In Chapter 4 the effects of chain lengths of vegetable oils on the formation of porous microcapsules with hollow and multi-compartment structures is discussed. The encapsulation of oil and the morphology of the resulting microcapsules depends on the interaction between the Eudragit polymer and the type of oil that was used. Microcapsule formation using long chain length oils such as sunflower oil, olive oil and coconut oil resulted in well-defined microcapsules with a single encapsulated oil droplet, covered with a Eudragit-rich shell. On the other hand, capsules prepared with relatively short chain length oils, such as medium chain triglyceride oil, resulted in capsules with many individual small oil droplets encapsulated in an Eudragit matrix. Extraction of the oil from the microcapsules with hexane results in the formation of hollow porous shells as was investigated with optical microscopy and SEM. These structures are formed during microcapsule formation due to the complex phase separation processes in the Eudragit-water-oil-DCM quaternary system.

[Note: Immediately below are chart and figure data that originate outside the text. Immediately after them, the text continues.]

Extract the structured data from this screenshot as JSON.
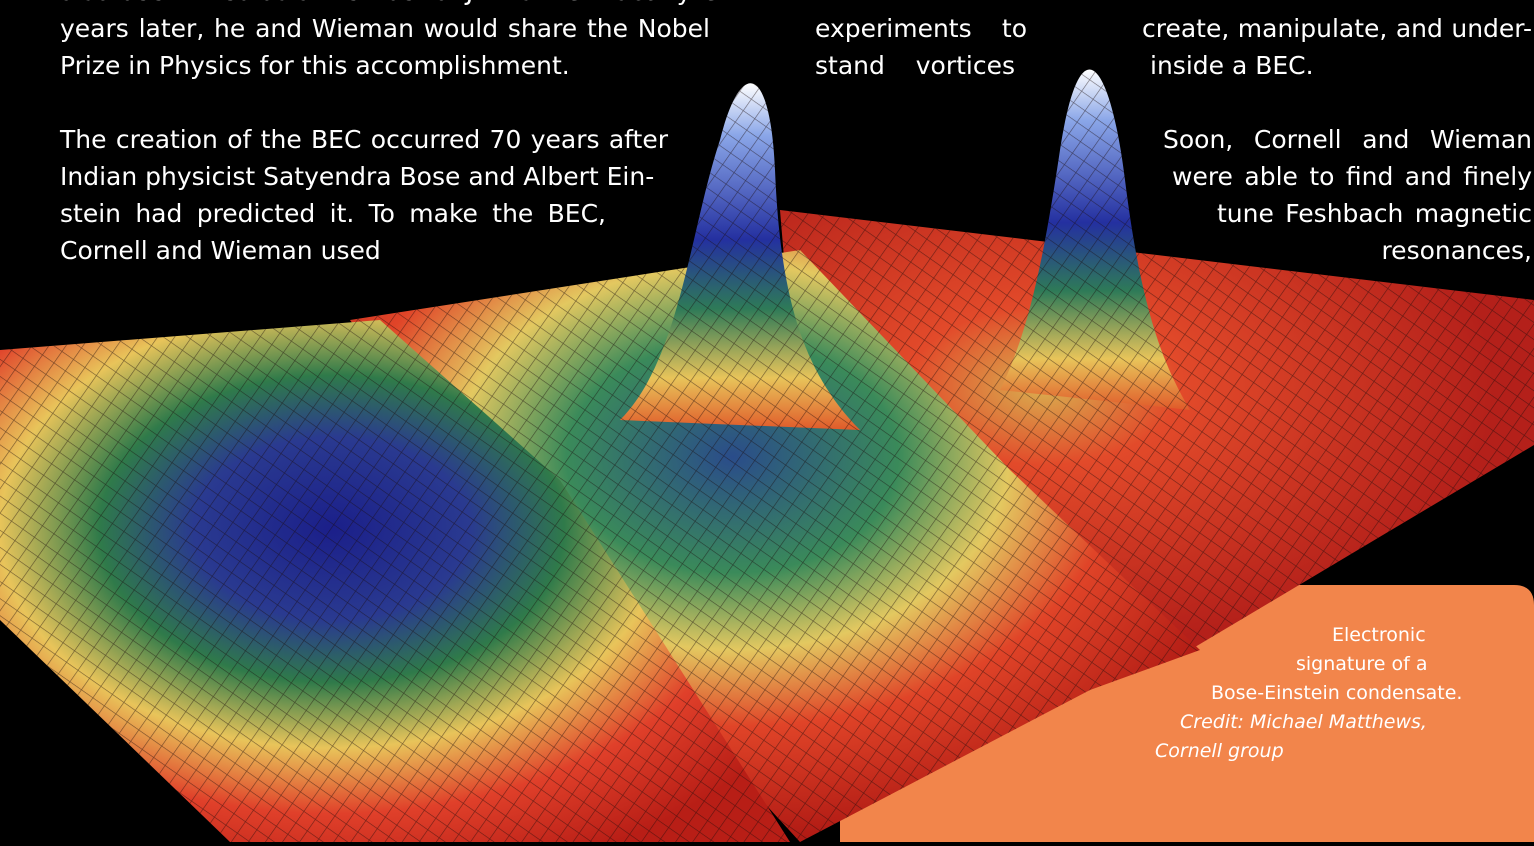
{
  "column_1": {
    "paragraphs": [
      [
        "also been hired as a member of JILA’s NIST faculty. Six",
        "years later, he and Wieman would share the Nobel",
        "Prize in Physics for this accomplishment."
      ],
      [
        "The creation of the BEC occurred 70 years after",
        "Indian physicist Satyendra Bose and Albert Ein-",
        "stein had predicted it. To make the BEC,",
        "Cornell and Wieman used"
      ]
    ]
  },
  "column_2": {
    "lines": [
      "experiments to",
      "stand vortices"
    ]
  },
  "column_3": {
    "paragraphs": [
      [
        "create, manipulate, and under-",
        "inside a BEC."
      ],
      [
        "Soon, Cornell and Wieman",
        "were able to find and finely",
        "tune Feshbach magnetic",
        "resonances,"
      ]
    ]
  },
  "caption": {
    "lines": [
      "Electronic",
      "signature of a",
      "Bose-Einstein condensate."
    ],
    "credit": [
      "Credit: Michael Matthews,",
      "Cornell group"
    ]
  }
}
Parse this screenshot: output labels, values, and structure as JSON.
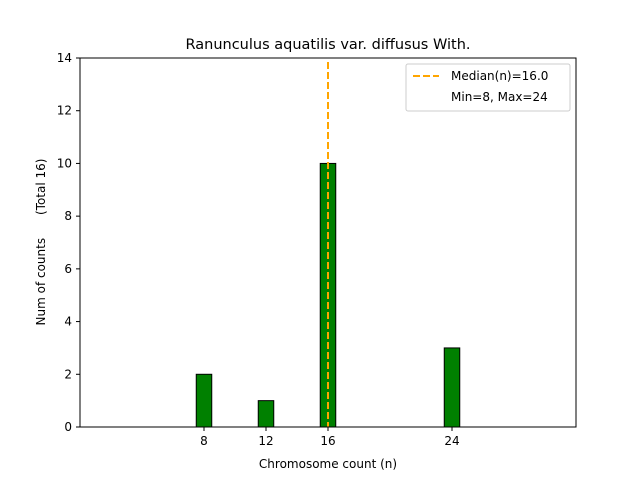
{
  "chart_data": {
    "type": "bar",
    "title": "Ranunculus aquatilis var. diffusus With.",
    "xlabel": "Chromosome count (n)",
    "ylabel": "Num of counts",
    "ylabel_note": "(Total 16)",
    "x": [
      8,
      12,
      16,
      24
    ],
    "values": [
      2,
      1,
      10,
      3
    ],
    "xticks": [
      8,
      12,
      16,
      24
    ],
    "yticks": [
      0,
      2,
      4,
      6,
      8,
      10,
      12,
      14
    ],
    "xlim": [
      0,
      32
    ],
    "ylim": [
      0,
      14
    ],
    "bar_width": 1,
    "bar_color": "#008000",
    "bar_edge_color": "#000000",
    "median": 16.0,
    "median_color": "#ffa500",
    "grid": false,
    "legend": {
      "placement": "top-right",
      "entries": [
        "Median(n)=16.0",
        "Min=8, Max=24"
      ]
    },
    "baseline_line": {
      "x_start": 0,
      "x_end": 27.5
    }
  }
}
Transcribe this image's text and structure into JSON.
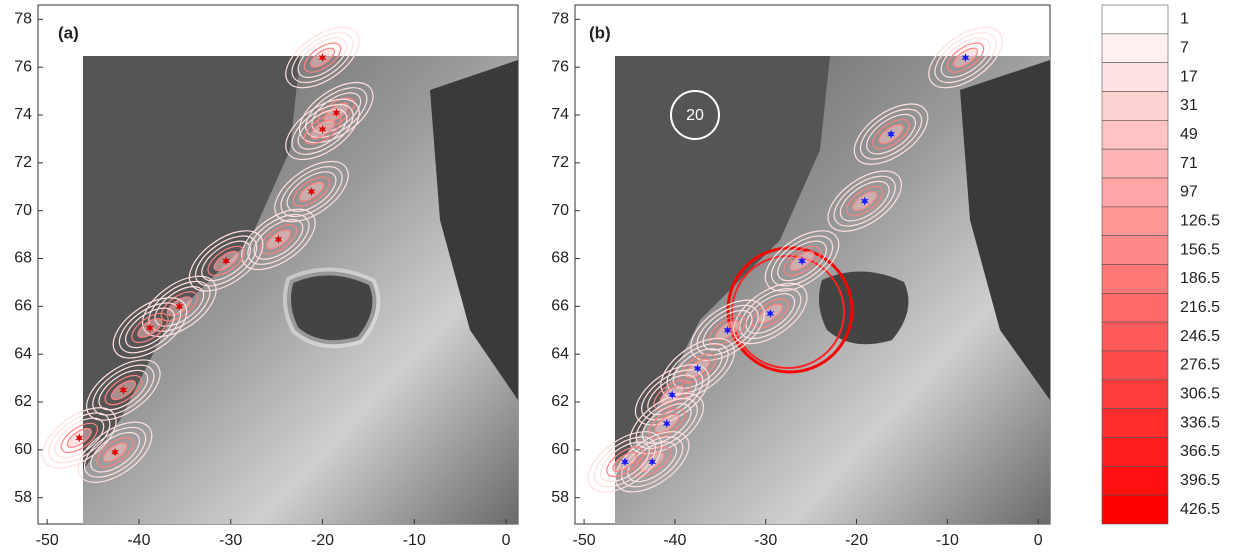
{
  "chart_data": [
    {
      "type": "scatter",
      "title": "(a)",
      "xlim": [
        -51,
        1.3
      ],
      "ylim": [
        56.9,
        78.6
      ],
      "xticks": [
        -50,
        -40,
        -30,
        -20,
        -10,
        0
      ],
      "yticks": [
        58,
        60,
        62,
        64,
        66,
        68,
        70,
        72,
        74,
        76,
        78
      ],
      "series": [
        {
          "color": "#e00000",
          "x": [
            -20,
            -18.5,
            -20,
            -21.2,
            -24.8,
            -30.5,
            -35.6,
            -38.8,
            -41.7,
            -46.5,
            -42.6
          ],
          "y": [
            76.4,
            74.1,
            73.4,
            70.8,
            68.8,
            67.9,
            66,
            65.1,
            62.5,
            60.5,
            59.9
          ]
        }
      ]
    },
    {
      "type": "scatter",
      "title": "(b)",
      "annotation": "20",
      "xlim": [
        -51,
        1.3
      ],
      "ylim": [
        56.9,
        78.6
      ],
      "xticks": [
        -50,
        -40,
        -30,
        -20,
        -10,
        0
      ],
      "yticks": [
        58,
        60,
        62,
        64,
        66,
        68,
        70,
        72,
        74,
        76,
        78
      ],
      "series": [
        {
          "color": "#1a1aff",
          "x": [
            -8,
            -16.2,
            -19.1,
            -26,
            -29.5,
            -34.2,
            -37.5,
            -40.3,
            -40.9,
            -42.5,
            -45.5
          ],
          "y": [
            76.4,
            73.2,
            70.4,
            67.9,
            65.7,
            65,
            63.4,
            62.3,
            61.1,
            59.5,
            59.5
          ]
        }
      ]
    },
    {
      "type": "colorbar",
      "colors": [
        "#ffffff",
        "#ff0000"
      ],
      "levels": [
        1,
        7,
        17,
        31,
        49,
        71,
        97,
        126.5,
        156.5,
        186.5,
        216.5,
        246.5,
        276.5,
        306.5,
        336.5,
        366.5,
        396.5,
        426.5
      ]
    }
  ]
}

In Chapter 5 the formation of microcapsules is further explored by using a blend of PMMA and Eudragit. Microspheres formed with this blend were found to consist of a PMMA core inside an Eudragit-rich shell, which tends to be porous. As the amount of Eudragit is increased, a thicker and more porous outer shell is formed due to the enhanced interaction of water with Eudragit. After dissolution of the Eudragit at high pH, different core surface structures resulted, from irregular surfaces to microspheres with a fiber-like, swollen corona around it, and to a surface covered with small nodular structures, dependent on the concentrations of PMMA and Eudragit in the initial mixture. As already indicated above, these structures are formed as a result of complex phase separation processes between polymers and (non)solvents, and between the two polymers.
In Chapter 6 the results described in this thesis were compared with existing literature, yielding an outlook on the field of microencapsulation through phase separation. A general concept is discussed on how to obtain various interesting complex structures with phase separation combined with microsieve emulsification. Finally, a conceptual process design is discussed for industrial scale production of microcapsules and microspheres with use of microsieve emulsification.

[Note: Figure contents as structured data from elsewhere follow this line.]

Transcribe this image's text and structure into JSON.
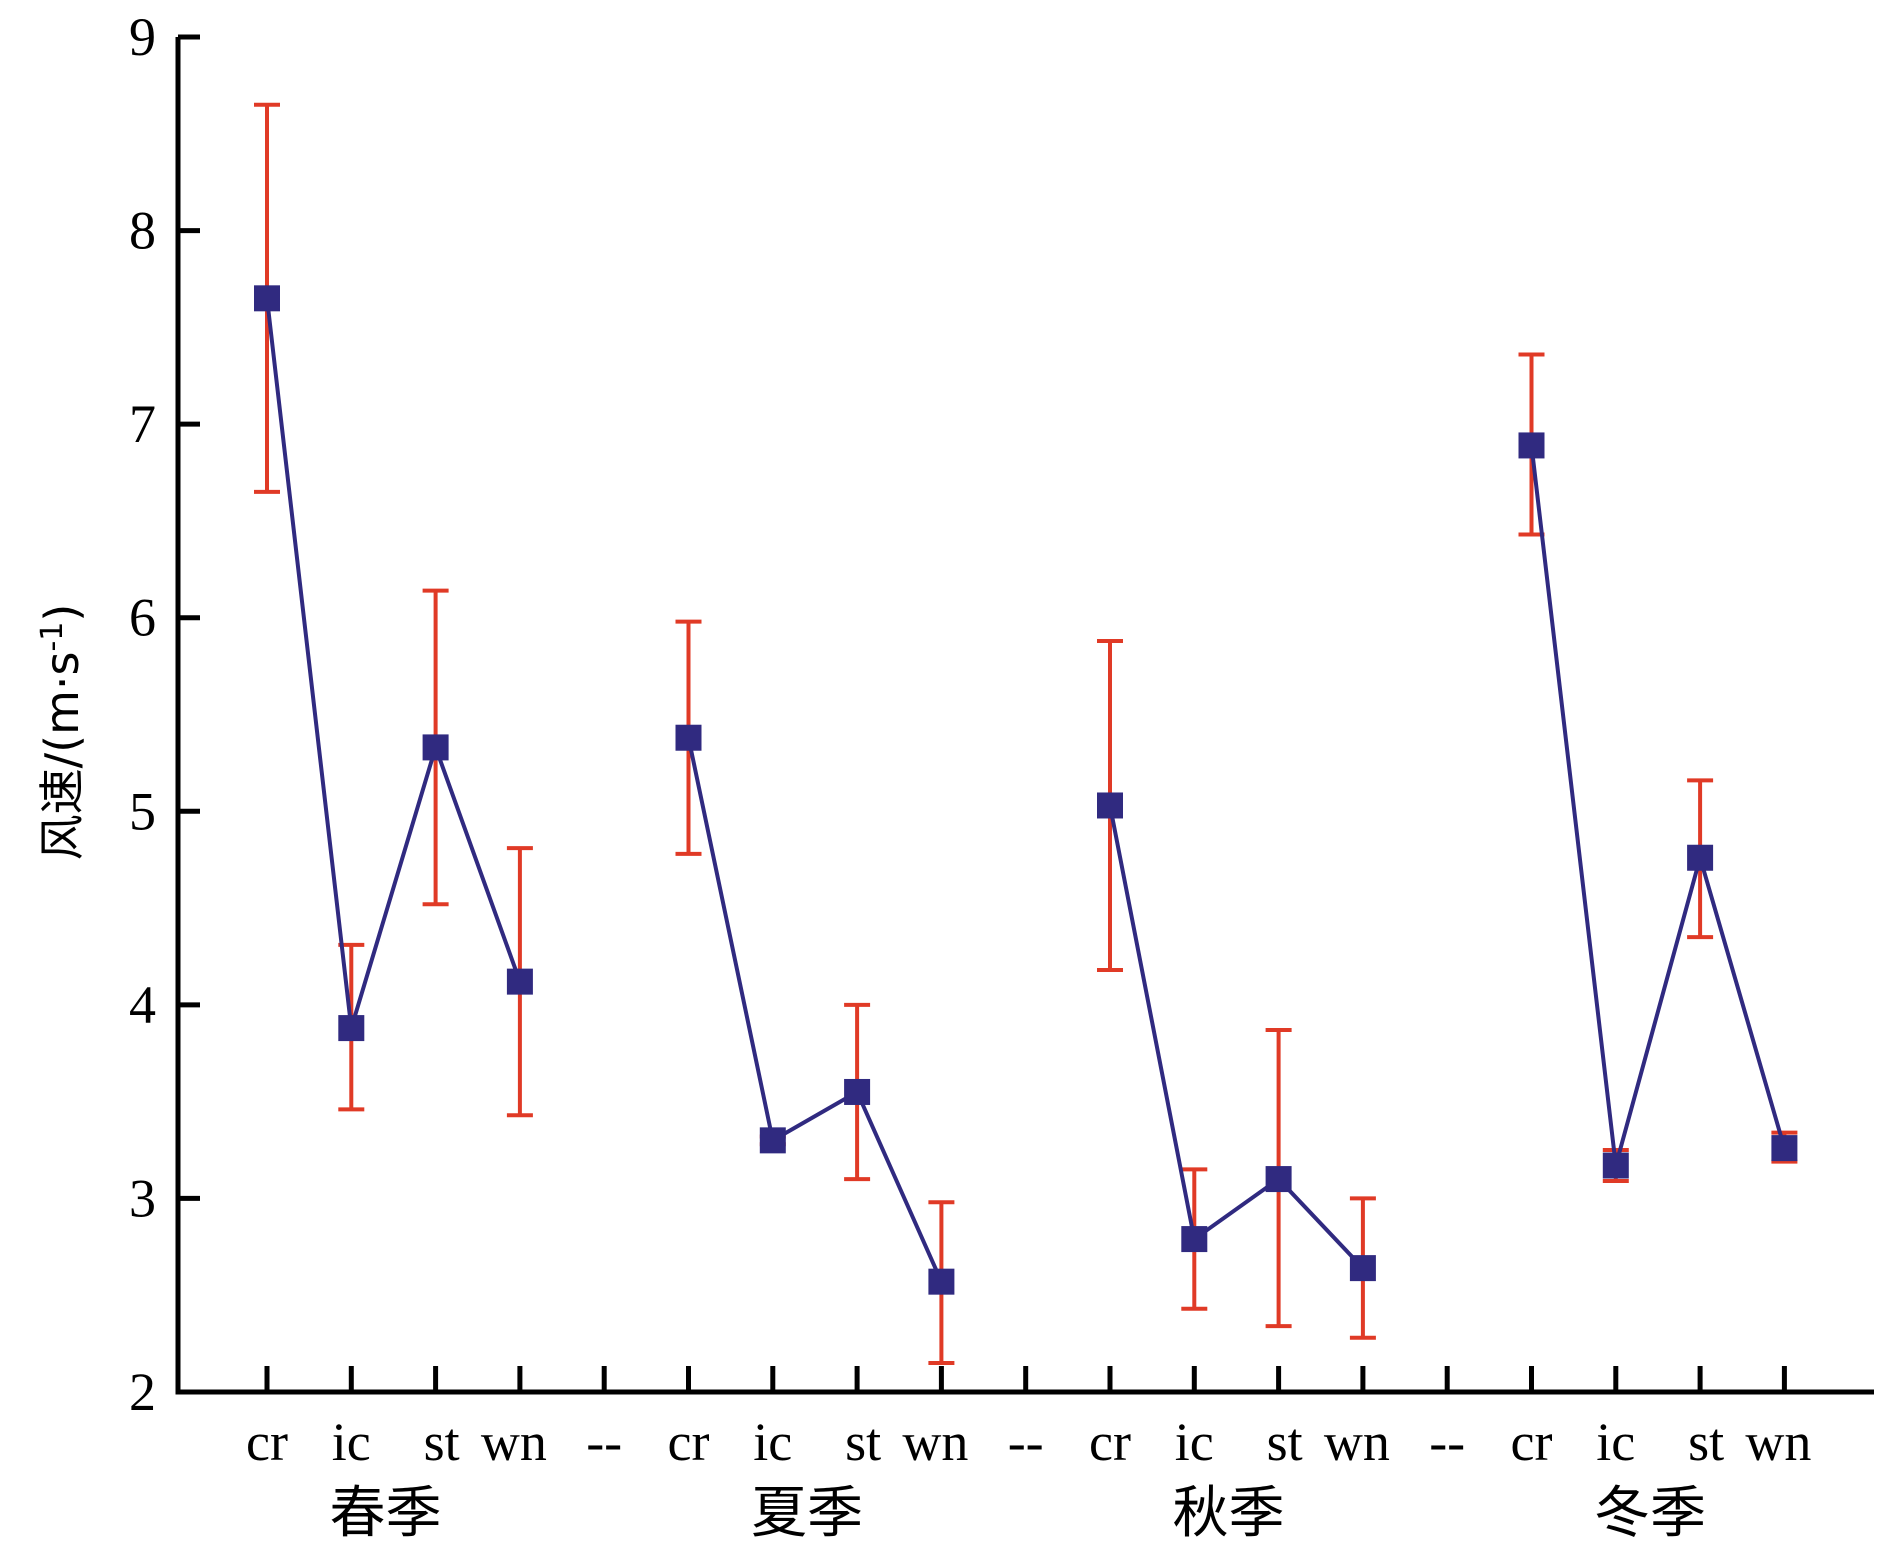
{
  "chart_data": {
    "type": "line",
    "xlabel": "",
    "ylabel_main": "风速/(m·s",
    "ylabel_sup": "-1",
    "ylabel_close": ")",
    "ylim": [
      2,
      9
    ],
    "yticks": [
      "2",
      "3",
      "4",
      "5",
      "6",
      "7",
      "8",
      "9"
    ],
    "grid": false,
    "categories": [
      "cr",
      "ic",
      "st",
      "wn",
      "--",
      "cr",
      "ic",
      "st",
      "wn",
      "--",
      "cr",
      "ic",
      "st",
      "wn",
      "--",
      "cr",
      "ic",
      "st",
      "wn"
    ],
    "groups": [
      "春季",
      "夏季",
      "秋季",
      "冬季"
    ],
    "series": [
      {
        "values": [
          7.65,
          3.88,
          5.33,
          4.12,
          null,
          5.38,
          3.3,
          3.55,
          2.57,
          null,
          5.03,
          2.79,
          3.1,
          2.64,
          null,
          6.89,
          3.17,
          4.76,
          3.26
        ],
        "err_low": [
          6.65,
          3.46,
          4.52,
          3.43,
          null,
          4.78,
          3.28,
          3.1,
          2.15,
          null,
          4.18,
          2.43,
          2.34,
          2.28,
          null,
          6.43,
          3.09,
          4.35,
          3.19
        ],
        "err_high": [
          8.65,
          4.31,
          6.14,
          4.81,
          null,
          5.98,
          3.32,
          4.0,
          2.98,
          null,
          5.88,
          3.15,
          3.87,
          3.0,
          null,
          7.36,
          3.25,
          5.16,
          3.34
        ]
      }
    ],
    "colors": {
      "line": "#302a80",
      "marker": "#302a80",
      "errorbar": "#e03a26",
      "axis": "#000000"
    }
  }
}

This thesis has yielded insight in the formation of a range of microcapsule morphologies by investigating a range of new production methods (microsieves and demixing conditions) and formulations (different concentrations, oils and using one polymer or a blend), and through this provides better insight into the mechanisms of microcapsule formation. While some of the structures may be directly used for microcapsule formation, some other structures may well have potential for other applications.
Figure. Examples of structured microcapsules and microspheres developed in this thesis.